Because ocular cues have been such an important muse for him, it is no surprise that Nathan is a deep admirer of visual artwork. Details he has observed in his encounters with specific paintings and sculptures have directly helped shape pieces of his music, but in a way that’s more personal than technical. The impetus for the form, as well as some of the melodic shapes and timbres Nathan used in his sextet Onement (2007), came from the “fiery zip down the middle” of Barnett Newman’s seminal 1948 abstract expressionist painting Onement I. Icarus Dreamt, his attention-grabbing 2008 orchestral work, had a couple of equally important stimuli: the “broad lyrical gestures” of Henri Matisse’s paper cut-out “The Flight of Icarus” from his famous book, Jazz combined with the “fluttering and clattering of the gears” of contemporary American sculptor Arthur Ganson’s kinetic contraption Machine with 23 Scraps of Paper. The textures of Julie Mehretu’s 2009 ink and acrylic drawing Berliner Plätze are the source of the pitches that emerge out of trills in his 2010 brass quintet Spires.

In all of these works, Nathan’s deep affection for shapes and colors also has a direct correlation with his music’s meticulous attentiveness to orchestration. But his precision in crafting specific instrumental combinations has not prevented him from being open to multiple ways of exploring the same musical material. Last year, Nathan reworked Spires for wind quintet, and he believes that both versions are equally definitive.

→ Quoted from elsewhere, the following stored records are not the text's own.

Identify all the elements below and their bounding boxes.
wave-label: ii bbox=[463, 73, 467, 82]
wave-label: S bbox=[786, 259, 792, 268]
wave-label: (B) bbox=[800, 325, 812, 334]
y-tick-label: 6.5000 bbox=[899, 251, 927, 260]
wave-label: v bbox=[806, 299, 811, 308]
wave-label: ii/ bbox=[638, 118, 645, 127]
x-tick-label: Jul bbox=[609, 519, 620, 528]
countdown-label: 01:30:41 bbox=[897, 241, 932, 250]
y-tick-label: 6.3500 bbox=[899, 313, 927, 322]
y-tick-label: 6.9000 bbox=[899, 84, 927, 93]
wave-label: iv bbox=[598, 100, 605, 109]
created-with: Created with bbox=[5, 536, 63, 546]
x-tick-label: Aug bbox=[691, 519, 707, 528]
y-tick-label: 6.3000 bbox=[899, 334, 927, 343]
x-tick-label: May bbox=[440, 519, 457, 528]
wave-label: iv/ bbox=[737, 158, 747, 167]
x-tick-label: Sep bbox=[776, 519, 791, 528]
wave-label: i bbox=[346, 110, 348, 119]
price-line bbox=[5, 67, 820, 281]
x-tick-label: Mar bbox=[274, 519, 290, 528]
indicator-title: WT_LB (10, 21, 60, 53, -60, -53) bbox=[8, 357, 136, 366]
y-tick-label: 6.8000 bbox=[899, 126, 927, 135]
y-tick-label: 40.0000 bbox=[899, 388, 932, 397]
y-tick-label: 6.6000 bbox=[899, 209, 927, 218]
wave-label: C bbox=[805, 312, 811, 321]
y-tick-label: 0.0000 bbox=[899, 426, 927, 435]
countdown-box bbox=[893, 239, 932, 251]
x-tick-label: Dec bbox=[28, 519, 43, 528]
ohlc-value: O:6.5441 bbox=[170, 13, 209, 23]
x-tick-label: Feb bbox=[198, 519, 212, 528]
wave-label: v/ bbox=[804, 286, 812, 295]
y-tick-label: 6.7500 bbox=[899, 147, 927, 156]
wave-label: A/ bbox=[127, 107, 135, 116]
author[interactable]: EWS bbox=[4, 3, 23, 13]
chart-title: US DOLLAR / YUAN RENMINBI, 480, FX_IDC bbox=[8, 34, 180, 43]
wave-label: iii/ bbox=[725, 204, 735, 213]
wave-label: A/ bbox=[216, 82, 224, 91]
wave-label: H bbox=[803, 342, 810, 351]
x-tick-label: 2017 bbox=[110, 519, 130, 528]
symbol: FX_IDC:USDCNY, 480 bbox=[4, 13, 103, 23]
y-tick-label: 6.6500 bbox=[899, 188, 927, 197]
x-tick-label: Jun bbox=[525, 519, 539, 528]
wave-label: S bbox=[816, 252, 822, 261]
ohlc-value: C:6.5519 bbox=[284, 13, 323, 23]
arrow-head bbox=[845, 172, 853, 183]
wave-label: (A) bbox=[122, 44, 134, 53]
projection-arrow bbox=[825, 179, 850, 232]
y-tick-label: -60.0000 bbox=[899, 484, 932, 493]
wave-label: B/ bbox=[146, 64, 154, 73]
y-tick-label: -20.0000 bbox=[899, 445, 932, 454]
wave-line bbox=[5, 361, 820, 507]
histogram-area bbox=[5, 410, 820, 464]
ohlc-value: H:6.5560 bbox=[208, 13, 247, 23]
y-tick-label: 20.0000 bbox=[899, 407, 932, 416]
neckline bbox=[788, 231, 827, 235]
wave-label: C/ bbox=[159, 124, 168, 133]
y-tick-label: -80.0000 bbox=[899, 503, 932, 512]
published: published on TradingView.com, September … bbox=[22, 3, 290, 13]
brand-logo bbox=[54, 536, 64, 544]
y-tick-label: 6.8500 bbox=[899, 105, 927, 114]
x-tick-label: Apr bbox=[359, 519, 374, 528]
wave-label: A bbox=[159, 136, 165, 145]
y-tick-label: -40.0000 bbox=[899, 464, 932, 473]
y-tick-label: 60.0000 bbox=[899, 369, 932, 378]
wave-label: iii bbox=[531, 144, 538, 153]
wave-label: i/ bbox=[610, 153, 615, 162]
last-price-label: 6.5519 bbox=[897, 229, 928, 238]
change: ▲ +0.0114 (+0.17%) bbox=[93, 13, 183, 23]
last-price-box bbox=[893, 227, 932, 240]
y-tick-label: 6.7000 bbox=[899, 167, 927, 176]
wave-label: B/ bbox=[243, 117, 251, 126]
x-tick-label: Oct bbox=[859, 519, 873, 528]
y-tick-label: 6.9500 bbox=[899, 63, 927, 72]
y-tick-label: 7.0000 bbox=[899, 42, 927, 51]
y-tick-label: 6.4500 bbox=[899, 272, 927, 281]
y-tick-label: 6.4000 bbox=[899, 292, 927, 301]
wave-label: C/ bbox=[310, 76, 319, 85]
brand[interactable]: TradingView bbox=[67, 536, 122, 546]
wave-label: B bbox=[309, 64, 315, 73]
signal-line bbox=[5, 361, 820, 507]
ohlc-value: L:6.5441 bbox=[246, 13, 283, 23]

Nathan’s combination of practicality with an openness and curiosity toward new experiences is ultimately why he has been so successful thus far. He sees himself not as a maverick composer but as the inheritor of a great tradition to which he hopes to add his own contributions:

I think of my music as a river. Everything that I hear is just adding to the river and makes it broader. I may choose to sail down one part of the river, but it’s not my goal to make a new river.